Début avril, les chiffres révélés par le New York Times démontrent un accroissement explosif des éloignements d’immigrés présents depuis des dizaines d’années. Et les expulsions de « petits délinquants » sont passés à plus de 190 000 sous l’ère Obama, contre 40 000 en cinq ans sous l’ère Bush. Dans une enquête de 10 pages, le quotidien dénonce sans ménagement les ravages familiaux : Ivan Maldonado, 18 ans, a dû quitter le lycée pour travailler dans une usine après l’expulsion de son père ; Annabel Baron, mère de quatre « American born children« , est revenue illégalement après sa dernière expulsion, mais « c’est encore pire pour les enfants. Ils ne veulent plus aller à l’école, ils ont peur de ne pas me trouver à la maison en rentrant ». De nombreux parents font des allers retours incessants. Expulsés, ils refranchissent illégalement les frontières pour rejoindre leurs kids restés sur le sol américain.

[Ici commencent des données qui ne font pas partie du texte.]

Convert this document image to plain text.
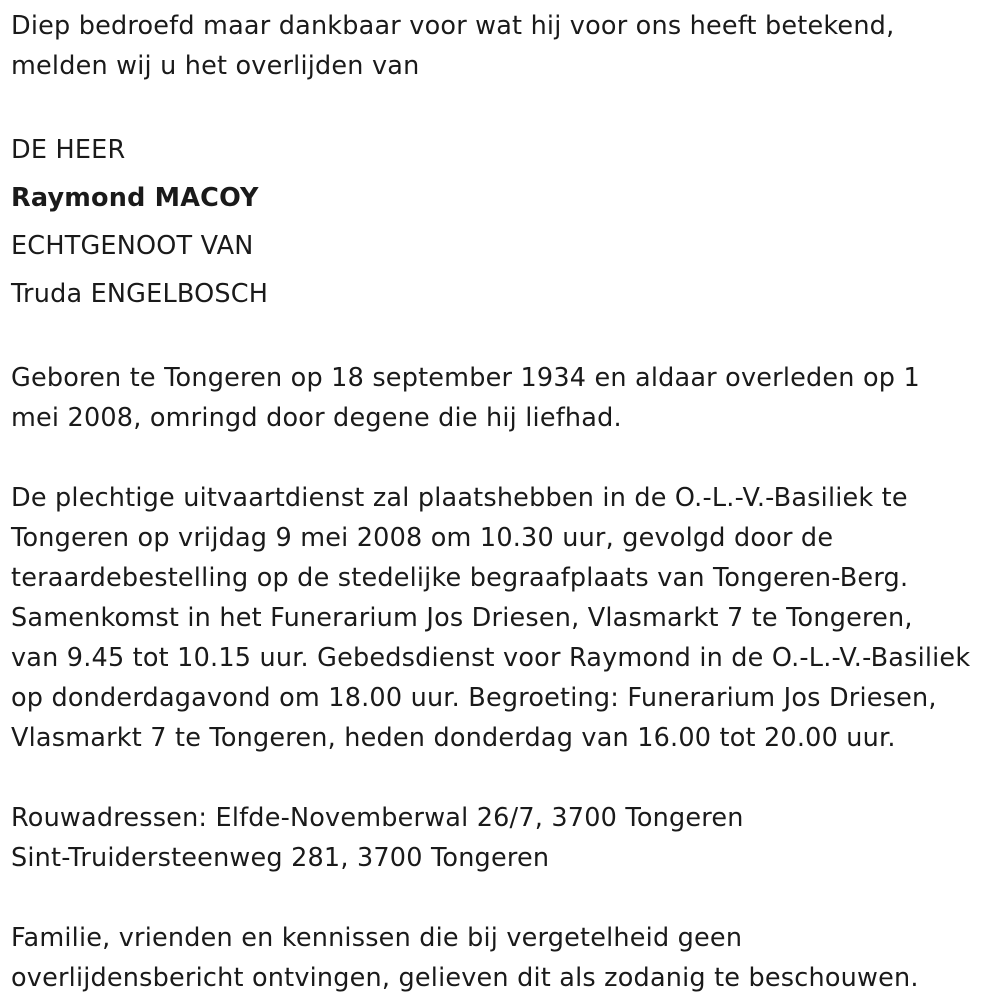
Diep bedroefd maar dankbaar voor wat hij voor ons heeft betekend,
melden wij u het overlijden van

DE HEER
Raymond MACOY
ECHTGENOOT VAN
Truda ENGELBOSCH

Geboren te Tongeren op 18 september 1934 en aldaar overleden op 1
mei 2008, omringd door degene die hij liefhad.

De plechtige uitvaartdienst zal plaatshebben in de O.-L.-V.-Basiliek te
Tongeren op vrijdag 9 mei 2008 om 10.30 uur, gevolgd door de
teraardebestelling op de stedelijke begraafplaats van Tongeren-Berg.
Samenkomst in het Funerarium Jos Driesen, Vlasmarkt 7 te Tongeren,
van 9.45 tot 10.15 uur. Gebedsdienst voor Raymond in de O.-L.-V.-Basiliek
op donderdagavond om 18.00 uur. Begroeting: Funerarium Jos Driesen,
Vlasmarkt 7 te Tongeren, heden donderdag van 16.00 tot 20.00 uur.

Rouwadressen: Elfde-Novemberwal 26/7, 3700 Tongeren
Sint-Truidersteenweg 281, 3700 Tongeren

Familie, vrienden en kennissen die bij vergetelheid geen
overlijdensbericht ontvingen, gelieven dit als zodanig te beschouwen.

En 2008, Obama promettait de transformer un système qui ne « fonctionne absolument pas ». Hormis un décret visant à empêcher l’expulsion des Dreamers (ces jeunes immigrés de moins de 30 ans qui ont grandi aux Etats-Unis) et une injonction à rendre « les expulsions plus humaines », la situation n’a pas évolué, et le Président paraît de plus en plus ankylosé et isolé. « Impossible de savoir quand il va se décider, oser un geste marquant », écrivait le NYT dans un édito publié début avril, et intitulé : « Yes, He Can ».
Double-jeu ou volte-face ?
« Hey, you know what?…You don’t have to convince me. » C’est la réaction de Barack Obama, en meeting à la Maison Blanche. Des réunions qu’il a multipliées ces dernières semaines pour tenter de calmer la fronde. Mais le débat s’enlise. Les avocats des immigrés requièrent des changements dans la gestion administrative de l’immigration, quitte à passer par la voix règlementaire, et le gouvernement Obama se retranche derrière sa réforme… laquelle est fermement bloquée par les Républicains à la Chambre des représentants.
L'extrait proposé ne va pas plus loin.